Spiritually traditional Jews with often preface statements about the future with the phrase “בעזרת השם / b’ezrat haShem,” or “with the help of the Holy One,” as in “b’ezrat HaShem, I’ll get married next week” or even “b’ezrat Hashem, I’ll go to school tomorrow.” In other words, I know what I have planned for tomorrow or next month, but who can really say what will happen?

Like so many of us, the Psalmist knows that situations which seem stable are not. “[Troubles] lie in wait for my soul; Mighty troops gather against me” (Ps 59:4; translation Norman Fischer). The circumstances which can move us from healthy to ill, from rich to poor are always present.

Necessarily, wonderfully, we live with the assumption that the blessings of today will, in fact, be present tomorrow. If we didn’t, we couldn’t prepare for the future which usually arrives. We couldn’t learn, we couldn’t grow, we couldn’t raise children. And yet, we are caught up short when we are reminded that there is no guarantee of tomorrow. We are devastated when reminded of our mortality, as if it hadn’t been there all along.

The world offers us the reasonable hope of tomorrow, the space for the mundane hope of another day, but no guarantee of tomorrow.

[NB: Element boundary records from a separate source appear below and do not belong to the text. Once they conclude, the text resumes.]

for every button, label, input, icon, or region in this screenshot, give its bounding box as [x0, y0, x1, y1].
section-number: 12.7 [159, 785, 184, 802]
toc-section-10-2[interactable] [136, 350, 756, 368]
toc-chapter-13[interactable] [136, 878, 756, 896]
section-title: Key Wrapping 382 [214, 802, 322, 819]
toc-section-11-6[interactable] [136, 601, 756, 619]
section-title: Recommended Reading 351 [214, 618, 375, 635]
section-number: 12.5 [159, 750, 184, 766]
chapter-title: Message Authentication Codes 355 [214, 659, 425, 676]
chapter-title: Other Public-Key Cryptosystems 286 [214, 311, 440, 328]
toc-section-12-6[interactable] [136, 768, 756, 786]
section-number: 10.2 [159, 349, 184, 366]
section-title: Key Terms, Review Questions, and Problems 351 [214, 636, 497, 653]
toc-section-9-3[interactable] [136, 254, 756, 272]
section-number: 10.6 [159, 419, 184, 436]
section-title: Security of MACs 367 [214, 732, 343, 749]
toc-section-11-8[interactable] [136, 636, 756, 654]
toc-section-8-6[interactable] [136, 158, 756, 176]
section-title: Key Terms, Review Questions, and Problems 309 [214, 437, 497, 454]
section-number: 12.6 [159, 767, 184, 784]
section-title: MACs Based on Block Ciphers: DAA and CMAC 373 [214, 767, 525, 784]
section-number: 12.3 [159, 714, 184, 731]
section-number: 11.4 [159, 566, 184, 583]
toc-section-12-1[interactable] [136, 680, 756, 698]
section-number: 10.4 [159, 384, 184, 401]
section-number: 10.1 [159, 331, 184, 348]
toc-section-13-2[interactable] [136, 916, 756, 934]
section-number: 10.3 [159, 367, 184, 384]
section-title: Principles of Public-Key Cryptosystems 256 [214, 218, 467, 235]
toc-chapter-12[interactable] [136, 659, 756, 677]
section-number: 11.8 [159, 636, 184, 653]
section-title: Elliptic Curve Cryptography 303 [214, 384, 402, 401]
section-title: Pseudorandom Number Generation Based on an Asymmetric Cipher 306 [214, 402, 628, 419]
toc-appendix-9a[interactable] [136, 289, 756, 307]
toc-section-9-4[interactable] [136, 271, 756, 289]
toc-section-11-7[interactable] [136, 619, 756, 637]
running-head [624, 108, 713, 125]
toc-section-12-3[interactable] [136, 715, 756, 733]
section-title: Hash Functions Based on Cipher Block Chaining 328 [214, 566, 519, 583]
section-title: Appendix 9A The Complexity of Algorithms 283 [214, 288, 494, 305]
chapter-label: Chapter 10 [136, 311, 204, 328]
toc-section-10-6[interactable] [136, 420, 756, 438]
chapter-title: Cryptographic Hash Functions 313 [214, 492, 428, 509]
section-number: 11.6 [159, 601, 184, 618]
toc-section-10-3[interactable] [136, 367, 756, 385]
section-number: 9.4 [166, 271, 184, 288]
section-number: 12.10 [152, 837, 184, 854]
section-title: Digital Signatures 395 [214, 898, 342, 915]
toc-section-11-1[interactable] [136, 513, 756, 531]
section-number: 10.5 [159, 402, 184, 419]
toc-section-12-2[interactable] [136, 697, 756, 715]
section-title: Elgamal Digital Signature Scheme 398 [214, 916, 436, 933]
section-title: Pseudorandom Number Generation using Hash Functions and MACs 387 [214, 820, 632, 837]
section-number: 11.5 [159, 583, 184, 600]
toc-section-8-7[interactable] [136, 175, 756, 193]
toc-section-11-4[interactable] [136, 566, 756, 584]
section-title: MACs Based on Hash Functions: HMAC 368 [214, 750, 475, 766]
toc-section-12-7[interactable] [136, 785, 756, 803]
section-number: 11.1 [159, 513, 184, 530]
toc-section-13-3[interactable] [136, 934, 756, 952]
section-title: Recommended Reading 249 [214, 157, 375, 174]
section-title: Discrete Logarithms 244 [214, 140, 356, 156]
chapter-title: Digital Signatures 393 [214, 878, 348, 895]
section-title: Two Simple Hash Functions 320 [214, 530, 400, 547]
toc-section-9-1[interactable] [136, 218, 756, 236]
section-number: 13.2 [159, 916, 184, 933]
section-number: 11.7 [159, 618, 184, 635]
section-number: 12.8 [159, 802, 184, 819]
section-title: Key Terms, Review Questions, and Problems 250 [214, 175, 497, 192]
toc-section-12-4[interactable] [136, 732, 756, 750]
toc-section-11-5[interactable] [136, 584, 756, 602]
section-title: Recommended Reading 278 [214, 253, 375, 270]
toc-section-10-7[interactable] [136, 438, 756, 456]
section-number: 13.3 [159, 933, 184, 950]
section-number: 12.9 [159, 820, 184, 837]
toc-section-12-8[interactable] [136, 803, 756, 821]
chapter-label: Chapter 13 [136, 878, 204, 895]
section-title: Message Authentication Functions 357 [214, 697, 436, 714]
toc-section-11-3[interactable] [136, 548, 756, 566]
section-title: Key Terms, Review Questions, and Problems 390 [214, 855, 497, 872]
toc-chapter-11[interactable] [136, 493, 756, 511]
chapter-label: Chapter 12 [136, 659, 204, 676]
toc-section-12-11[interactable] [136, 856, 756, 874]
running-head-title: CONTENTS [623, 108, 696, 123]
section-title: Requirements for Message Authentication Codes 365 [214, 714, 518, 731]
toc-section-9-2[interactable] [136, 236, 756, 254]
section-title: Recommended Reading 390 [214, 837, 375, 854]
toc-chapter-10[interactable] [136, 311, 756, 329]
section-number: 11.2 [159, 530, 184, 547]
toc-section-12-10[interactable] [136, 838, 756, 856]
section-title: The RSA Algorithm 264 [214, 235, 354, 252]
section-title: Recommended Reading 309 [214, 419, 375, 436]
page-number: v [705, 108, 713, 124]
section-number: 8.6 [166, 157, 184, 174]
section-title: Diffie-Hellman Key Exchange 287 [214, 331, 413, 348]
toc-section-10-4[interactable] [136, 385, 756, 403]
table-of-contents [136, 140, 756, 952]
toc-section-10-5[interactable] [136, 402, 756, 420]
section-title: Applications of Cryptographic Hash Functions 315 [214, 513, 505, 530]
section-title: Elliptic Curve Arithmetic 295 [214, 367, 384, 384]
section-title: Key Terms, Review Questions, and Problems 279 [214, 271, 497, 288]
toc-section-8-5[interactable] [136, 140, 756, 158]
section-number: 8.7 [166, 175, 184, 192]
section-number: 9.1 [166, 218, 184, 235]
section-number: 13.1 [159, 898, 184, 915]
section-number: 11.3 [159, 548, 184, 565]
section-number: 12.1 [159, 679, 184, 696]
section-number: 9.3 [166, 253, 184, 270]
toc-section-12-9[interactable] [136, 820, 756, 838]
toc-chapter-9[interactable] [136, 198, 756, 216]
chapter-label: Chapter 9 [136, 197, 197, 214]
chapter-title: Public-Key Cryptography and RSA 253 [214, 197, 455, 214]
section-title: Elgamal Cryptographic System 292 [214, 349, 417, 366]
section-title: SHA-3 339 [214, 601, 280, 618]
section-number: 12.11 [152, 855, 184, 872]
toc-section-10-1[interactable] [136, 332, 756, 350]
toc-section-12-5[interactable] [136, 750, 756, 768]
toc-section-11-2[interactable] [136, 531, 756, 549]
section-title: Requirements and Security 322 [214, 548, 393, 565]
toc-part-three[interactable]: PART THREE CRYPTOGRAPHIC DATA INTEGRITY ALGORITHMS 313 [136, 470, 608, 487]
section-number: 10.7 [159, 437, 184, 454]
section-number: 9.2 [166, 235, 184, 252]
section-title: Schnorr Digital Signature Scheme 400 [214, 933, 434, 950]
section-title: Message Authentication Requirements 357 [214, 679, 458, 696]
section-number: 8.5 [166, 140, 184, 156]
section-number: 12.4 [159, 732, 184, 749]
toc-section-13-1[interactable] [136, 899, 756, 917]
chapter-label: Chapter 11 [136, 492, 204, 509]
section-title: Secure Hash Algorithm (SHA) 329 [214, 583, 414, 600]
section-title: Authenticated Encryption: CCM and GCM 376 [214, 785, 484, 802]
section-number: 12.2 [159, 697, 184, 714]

There is no permanence; only the blessings which exist here and now. “I sing in the steadying light of your kindness, for You have been my release,” writes the Psalmist. “My refuge on a day when I was full of distress. To you, my strength, I will sing, for you are my shield, My kindness.”

We have no opportunity other than to live in the light and kindness that exists today and hope that it endures till tomorrow.